I am a GSuite user so it would be nicely integrated with my workflow but I am afraid they will close it someday and I will lose them.

Their refusal to add an API is weird as well.

iAWriter Saves files to markdown on iPhone and syncs across iCloud. I wish it could sync with google drive or dropbox, but it's the only good markdown editor I've used.
Standard Notes. Simple, encrypted, open source, and has nice consistent apps on every platform.

https://standardnotes.org/

I also use Google keep and google reminders when I need a reminder. Mainly because of the Google calendar integration which is great.
Diigo has been my go-to ever since delicio.us folded.

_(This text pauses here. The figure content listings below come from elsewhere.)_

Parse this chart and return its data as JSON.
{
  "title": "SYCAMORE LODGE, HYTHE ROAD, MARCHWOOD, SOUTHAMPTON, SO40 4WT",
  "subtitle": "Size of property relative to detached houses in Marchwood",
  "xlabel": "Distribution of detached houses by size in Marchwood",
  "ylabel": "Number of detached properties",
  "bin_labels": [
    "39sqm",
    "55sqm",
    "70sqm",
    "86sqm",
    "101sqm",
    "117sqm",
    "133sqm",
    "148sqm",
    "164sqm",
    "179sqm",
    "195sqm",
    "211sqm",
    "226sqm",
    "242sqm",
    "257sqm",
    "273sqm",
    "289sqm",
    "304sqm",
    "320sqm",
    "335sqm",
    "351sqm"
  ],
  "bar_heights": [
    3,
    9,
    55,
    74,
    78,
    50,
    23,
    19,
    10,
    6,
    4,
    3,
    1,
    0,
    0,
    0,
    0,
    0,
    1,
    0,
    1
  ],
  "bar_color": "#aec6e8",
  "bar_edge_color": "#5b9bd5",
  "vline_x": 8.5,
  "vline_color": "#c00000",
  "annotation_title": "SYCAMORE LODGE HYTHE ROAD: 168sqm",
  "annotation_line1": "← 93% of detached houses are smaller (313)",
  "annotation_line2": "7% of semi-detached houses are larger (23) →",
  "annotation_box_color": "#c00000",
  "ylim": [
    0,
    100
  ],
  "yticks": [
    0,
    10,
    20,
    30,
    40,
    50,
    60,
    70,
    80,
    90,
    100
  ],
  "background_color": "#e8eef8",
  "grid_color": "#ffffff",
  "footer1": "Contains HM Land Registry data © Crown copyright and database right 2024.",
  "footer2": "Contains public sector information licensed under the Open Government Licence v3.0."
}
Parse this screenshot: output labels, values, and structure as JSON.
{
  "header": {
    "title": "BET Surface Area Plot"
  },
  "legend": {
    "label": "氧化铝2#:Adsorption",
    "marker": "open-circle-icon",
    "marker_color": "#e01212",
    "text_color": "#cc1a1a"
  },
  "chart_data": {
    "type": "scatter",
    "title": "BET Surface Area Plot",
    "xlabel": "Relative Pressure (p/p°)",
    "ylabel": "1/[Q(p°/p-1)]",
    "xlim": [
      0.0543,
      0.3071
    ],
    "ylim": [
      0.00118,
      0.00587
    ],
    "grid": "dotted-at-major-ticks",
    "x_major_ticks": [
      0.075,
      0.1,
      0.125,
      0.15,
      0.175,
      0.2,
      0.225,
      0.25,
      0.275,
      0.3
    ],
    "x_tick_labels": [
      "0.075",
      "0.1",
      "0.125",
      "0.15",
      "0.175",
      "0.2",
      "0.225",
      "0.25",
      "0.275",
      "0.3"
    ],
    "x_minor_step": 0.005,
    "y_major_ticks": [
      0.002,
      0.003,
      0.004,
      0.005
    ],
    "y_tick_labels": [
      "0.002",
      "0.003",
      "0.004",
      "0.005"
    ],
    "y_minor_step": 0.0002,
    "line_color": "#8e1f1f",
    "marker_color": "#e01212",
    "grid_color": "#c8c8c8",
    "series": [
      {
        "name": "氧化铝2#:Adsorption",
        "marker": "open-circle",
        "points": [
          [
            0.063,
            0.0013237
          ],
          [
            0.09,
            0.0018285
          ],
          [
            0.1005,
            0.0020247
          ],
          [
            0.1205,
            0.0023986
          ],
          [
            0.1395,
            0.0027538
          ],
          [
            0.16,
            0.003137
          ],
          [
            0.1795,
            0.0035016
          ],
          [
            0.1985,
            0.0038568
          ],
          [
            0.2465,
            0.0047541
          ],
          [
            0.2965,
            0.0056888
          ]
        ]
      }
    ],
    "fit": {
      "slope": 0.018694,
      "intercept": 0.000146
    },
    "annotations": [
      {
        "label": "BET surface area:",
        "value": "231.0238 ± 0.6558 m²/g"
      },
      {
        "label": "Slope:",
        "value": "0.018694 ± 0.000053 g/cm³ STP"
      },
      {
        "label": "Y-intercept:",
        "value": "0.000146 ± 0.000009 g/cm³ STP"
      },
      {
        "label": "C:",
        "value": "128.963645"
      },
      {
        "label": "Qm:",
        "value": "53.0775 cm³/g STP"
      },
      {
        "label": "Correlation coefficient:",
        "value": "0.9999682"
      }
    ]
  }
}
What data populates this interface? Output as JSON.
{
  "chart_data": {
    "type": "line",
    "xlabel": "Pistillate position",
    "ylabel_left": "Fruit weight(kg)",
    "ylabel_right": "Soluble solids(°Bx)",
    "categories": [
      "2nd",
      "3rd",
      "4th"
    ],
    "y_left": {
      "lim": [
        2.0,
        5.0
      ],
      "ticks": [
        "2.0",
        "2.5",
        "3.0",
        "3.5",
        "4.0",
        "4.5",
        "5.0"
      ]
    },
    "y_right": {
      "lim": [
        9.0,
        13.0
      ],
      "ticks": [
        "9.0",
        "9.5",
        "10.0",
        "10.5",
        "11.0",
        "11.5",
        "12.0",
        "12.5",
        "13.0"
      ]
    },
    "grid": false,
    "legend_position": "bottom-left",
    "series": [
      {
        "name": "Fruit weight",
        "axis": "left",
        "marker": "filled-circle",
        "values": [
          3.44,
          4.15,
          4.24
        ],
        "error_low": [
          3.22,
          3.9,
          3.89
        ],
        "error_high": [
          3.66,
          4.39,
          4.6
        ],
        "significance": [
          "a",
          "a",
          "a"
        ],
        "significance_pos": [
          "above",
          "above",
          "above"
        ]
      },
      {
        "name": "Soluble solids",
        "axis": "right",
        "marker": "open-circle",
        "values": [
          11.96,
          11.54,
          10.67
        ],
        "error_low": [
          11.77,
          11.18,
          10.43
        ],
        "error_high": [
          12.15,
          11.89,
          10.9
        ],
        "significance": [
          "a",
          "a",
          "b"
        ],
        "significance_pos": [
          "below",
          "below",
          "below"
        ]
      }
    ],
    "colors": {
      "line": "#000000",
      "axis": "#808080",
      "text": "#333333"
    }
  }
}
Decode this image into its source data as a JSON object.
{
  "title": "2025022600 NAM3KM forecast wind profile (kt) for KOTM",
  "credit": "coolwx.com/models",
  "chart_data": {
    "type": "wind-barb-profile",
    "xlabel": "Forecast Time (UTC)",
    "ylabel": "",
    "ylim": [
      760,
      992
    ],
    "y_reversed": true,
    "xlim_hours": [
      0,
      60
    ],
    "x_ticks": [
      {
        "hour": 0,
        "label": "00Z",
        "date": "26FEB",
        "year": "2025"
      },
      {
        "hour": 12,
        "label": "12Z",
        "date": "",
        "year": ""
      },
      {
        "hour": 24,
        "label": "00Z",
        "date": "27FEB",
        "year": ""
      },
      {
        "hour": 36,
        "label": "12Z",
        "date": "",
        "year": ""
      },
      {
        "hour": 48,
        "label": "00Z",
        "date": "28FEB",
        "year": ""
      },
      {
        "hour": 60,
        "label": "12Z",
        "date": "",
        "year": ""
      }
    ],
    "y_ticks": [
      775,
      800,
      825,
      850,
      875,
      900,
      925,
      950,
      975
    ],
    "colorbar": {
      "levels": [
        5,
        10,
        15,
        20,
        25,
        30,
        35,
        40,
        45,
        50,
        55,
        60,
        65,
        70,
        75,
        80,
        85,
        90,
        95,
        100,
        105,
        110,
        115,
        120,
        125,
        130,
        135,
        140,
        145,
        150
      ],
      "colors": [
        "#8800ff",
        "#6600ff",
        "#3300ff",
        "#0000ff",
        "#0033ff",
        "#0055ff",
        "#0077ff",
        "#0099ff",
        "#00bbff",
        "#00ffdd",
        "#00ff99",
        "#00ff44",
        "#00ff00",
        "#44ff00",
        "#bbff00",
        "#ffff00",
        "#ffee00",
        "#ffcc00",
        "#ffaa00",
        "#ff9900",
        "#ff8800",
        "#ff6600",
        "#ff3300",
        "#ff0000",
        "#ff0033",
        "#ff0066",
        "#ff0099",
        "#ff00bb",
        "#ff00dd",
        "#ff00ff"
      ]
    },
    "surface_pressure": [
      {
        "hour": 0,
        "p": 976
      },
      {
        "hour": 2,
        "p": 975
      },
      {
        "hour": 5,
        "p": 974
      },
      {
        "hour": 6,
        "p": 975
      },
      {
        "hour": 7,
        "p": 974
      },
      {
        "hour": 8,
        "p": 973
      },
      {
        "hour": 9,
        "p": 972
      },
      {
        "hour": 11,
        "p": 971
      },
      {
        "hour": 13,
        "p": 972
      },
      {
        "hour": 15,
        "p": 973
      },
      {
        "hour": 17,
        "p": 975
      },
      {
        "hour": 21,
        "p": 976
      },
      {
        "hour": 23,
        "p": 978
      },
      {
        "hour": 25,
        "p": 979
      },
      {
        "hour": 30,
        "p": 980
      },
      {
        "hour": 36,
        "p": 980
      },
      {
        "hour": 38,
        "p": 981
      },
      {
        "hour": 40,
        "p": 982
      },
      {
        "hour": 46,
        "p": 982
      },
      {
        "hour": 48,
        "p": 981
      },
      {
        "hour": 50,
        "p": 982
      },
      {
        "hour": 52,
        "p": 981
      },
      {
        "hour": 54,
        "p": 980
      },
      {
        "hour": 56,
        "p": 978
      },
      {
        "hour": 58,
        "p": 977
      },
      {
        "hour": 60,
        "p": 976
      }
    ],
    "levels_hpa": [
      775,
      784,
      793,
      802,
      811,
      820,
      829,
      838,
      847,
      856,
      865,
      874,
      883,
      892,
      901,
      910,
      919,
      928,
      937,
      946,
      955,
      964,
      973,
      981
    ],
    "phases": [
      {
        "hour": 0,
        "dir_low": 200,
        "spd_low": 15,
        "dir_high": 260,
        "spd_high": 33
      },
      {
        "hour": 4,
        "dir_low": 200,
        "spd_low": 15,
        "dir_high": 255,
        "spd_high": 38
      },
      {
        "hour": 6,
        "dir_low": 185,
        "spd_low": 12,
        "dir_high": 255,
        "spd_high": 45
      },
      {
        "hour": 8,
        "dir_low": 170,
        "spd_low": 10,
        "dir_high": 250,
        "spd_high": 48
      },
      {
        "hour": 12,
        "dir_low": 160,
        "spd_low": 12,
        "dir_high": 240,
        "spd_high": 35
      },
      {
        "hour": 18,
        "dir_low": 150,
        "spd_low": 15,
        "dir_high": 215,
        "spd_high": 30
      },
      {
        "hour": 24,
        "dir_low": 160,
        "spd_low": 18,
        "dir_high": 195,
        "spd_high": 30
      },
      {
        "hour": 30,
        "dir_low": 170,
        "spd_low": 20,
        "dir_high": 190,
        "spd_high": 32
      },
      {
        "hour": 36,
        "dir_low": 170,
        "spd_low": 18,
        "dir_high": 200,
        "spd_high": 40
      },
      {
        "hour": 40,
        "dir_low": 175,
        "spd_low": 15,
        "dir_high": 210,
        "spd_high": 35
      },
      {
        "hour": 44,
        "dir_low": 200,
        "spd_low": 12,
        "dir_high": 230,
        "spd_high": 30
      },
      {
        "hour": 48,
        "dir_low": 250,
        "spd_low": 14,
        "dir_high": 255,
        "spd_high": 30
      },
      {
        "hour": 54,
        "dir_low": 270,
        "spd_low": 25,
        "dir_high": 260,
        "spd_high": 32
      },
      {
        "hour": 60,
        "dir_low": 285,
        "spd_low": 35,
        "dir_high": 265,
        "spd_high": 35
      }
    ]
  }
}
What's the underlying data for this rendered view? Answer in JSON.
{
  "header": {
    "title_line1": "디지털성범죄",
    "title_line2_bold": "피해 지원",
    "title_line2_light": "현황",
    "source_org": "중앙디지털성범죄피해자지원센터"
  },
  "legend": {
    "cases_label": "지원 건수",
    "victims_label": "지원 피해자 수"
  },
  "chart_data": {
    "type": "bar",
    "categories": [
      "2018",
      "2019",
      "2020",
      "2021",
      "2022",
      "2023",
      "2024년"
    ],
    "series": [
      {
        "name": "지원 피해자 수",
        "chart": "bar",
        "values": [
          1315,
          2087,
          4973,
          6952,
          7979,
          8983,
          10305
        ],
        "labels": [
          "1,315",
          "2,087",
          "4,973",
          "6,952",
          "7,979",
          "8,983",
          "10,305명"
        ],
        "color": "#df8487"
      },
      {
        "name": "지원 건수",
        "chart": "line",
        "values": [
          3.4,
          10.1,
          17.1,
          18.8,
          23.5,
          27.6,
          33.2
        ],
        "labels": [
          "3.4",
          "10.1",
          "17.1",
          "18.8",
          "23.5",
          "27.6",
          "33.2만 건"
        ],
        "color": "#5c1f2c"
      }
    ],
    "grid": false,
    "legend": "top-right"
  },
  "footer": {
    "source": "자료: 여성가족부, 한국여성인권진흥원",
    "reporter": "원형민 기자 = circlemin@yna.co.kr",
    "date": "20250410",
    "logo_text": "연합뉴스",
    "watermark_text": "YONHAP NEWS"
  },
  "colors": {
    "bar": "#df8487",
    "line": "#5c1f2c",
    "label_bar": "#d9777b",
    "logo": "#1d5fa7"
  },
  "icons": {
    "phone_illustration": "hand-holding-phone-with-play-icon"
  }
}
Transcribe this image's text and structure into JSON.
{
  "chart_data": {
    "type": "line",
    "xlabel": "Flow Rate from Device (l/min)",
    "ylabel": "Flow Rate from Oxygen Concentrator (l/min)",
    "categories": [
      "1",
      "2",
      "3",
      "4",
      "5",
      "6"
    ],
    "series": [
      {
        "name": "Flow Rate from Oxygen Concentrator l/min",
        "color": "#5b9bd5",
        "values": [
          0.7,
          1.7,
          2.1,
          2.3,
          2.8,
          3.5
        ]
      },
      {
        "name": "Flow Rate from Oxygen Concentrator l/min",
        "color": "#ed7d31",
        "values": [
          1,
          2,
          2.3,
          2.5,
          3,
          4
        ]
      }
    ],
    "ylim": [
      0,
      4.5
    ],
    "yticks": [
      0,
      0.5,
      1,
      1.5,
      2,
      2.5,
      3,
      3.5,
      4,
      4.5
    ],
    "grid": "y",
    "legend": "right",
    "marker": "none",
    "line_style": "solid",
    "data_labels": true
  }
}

You can add any number of tags to each link, and the tags are easily searchable. The interface is not cluttered by enormous graphics, so you can view a large number of items on each page. The browser plugin and mobile app are also rock solid.

Whenever I want to save a article for reading, I add the tag "readqueue", and next time I want to read something interesting, I just search for that tag. When I finish the article, I change the tag to "readDONEqueue". I also have a "watchqueue" for videos.

I use it so much that I even signed up for the paid plan - it's been incredibly useful and has saved me from bookmark hell these past five years.

I use a folder with markdown notes & syncthing to sync them between my devices. I also run a cron job on my phone to regularly push them up to a private GitHub repo for online access.